Can Base ChatGPT be Used for Forecasting without Additional Optimization?

This study investigates whether OpenAI's ChatGPT-3.5 and ChatGPT-4 can forecast future events. To evaluate the accuracy of the predictions, we take advantage of the fact that the training data at the time of our experiments (mid 2023) stopped at September 2021, and ask about events that happened in 2022. We employed two prompting strategies: direct prediction and what we call future narratives which ask ChatGPT to tell fictional stories set in the future with characters retelling events that happened in the past, but after ChatGPT's training data had been collected. We prompted ChatGPT to engage in storytelling, particularly within economic contexts. After analyzing 100 trials, we find that future narrative prompts significantly enhanced ChatGPT-4's forecasting accuracy. This was especially evident in its predictions of major Academy Award winners as well as economic trends, the latter inferred from scenarios where the model impersonated public figures like the Federal Reserve Chair, Jerome Powell. As a falsification exercise, we repeated our experiments in May 2024 at which time the models included more recent training data. ChatGPT-4's accuracy significantly improved when the training window included the events being prompted for, achieving 100% accuracy in many instances. The poorer accuracy for events outside of the training window suggests that in the 2023 prediction experiments, ChatGPT-4 was forming predictions based solely on its training data. Narrative prompting also consistently outperformed direct prompting. These findings indicate that narrative prompts leverage the models' capacity for hallucinatory narrative construction, facilitating more effective data synthesis and extrapolation than straightforward predictions. Our research reveals new aspects of LLMs' predictive capabilities and suggests potential future applications in analytical contexts.

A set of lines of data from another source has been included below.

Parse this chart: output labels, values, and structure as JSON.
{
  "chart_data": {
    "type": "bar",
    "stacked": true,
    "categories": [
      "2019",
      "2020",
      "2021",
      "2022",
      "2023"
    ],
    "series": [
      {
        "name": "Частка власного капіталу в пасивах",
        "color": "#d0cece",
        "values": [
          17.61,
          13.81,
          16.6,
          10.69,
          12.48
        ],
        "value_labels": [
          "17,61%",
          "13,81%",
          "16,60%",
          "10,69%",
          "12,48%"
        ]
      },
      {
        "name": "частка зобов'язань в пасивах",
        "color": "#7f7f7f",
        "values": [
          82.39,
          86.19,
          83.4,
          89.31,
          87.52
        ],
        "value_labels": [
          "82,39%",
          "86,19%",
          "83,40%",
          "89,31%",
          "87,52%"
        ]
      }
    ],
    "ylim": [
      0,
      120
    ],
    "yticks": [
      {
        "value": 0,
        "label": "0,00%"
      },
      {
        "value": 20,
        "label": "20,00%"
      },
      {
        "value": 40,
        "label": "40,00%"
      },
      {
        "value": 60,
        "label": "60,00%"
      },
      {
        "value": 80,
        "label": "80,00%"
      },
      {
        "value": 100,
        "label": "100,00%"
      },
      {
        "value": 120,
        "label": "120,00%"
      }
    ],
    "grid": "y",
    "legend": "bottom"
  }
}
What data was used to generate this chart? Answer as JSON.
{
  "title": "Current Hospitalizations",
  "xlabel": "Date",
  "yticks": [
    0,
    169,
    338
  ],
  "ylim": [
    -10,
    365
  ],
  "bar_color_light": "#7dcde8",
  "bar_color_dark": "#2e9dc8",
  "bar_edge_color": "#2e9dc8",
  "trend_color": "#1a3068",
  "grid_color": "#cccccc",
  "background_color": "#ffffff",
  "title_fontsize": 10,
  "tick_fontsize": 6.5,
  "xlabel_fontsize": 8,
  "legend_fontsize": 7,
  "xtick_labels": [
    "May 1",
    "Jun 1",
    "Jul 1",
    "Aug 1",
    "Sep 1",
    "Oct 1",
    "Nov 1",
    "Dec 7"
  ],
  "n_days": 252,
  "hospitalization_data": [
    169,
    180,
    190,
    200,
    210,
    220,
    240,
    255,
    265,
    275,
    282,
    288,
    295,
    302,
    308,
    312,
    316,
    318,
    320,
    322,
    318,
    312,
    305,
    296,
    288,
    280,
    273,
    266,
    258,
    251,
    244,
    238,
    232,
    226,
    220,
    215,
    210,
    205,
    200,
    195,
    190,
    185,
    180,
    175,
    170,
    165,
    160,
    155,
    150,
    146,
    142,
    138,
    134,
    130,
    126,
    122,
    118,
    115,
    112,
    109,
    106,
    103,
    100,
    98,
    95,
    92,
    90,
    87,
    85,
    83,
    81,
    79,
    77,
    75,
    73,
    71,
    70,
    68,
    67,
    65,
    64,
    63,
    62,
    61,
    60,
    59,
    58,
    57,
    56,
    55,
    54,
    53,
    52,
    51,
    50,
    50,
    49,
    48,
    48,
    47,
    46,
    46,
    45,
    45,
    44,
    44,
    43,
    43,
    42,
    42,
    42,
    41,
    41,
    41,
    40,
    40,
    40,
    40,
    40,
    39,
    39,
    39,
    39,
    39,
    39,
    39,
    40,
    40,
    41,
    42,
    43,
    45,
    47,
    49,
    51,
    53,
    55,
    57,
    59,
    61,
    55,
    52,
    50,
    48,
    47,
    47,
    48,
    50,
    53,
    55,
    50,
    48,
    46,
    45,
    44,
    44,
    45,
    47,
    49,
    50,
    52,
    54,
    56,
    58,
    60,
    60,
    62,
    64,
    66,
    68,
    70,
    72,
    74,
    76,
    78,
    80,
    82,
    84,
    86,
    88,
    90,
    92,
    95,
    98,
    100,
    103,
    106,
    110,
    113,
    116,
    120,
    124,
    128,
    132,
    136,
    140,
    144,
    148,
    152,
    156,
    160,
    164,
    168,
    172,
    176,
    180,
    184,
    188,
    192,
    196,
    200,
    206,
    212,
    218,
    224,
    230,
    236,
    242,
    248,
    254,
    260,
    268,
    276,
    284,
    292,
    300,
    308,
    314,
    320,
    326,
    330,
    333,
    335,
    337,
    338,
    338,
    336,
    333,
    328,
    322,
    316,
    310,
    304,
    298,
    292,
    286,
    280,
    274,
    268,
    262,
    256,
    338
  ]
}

翻译：本研究探讨了OpenAI的ChatGPT-3.5与ChatGPT-4是否能够预测未来事件。为评估预测准确性，我们利用了实验时（2023年中）训练数据截止于2021年9月这一事实，针对2022年发生的事件进行提问。我们采用了两种提示策略：直接预测法，以及我们称为"未来叙事"的方法——要求ChatGPT讲述设定在未来的虚构故事，让故事角色复述发生在过去（但在ChatGPT训练数据收集截止之后）的事件。我们引导ChatGPT主要在经济学语境下进行叙事创作。通过分析100次试验发现，未来叙事提示策略显著提升了ChatGPT-4的预测准确率。这在奥斯卡主要奖项获奖者的预测以及经济趋势推断中尤为明显——后者通过让模型模拟美联储主席杰罗姆·鲍威尔等公众人物来实现。作为证伪检验，我们在2024年5月使用包含更新训练数据的模型重复实验。当训练窗口涵盖所提示事件时，ChatGPT-4的准确率显著提升，在多类场景中达到100%准确率。对于训练窗口外的事件，其预测准确率较低，这表明在2023年的预测实验中，ChatGPT-4仅能依据训练数据形成预测。叙事提示法的表现也持续优于直接提示法。这些发现表明，叙事提示能够利用模型构建虚构叙事的能力，相比直接预测更能促进有效的数据合成与外推。本研究揭示了大型语言模型预测能力的新维度，并为其在分析场景中的未来应用提供了潜在方向。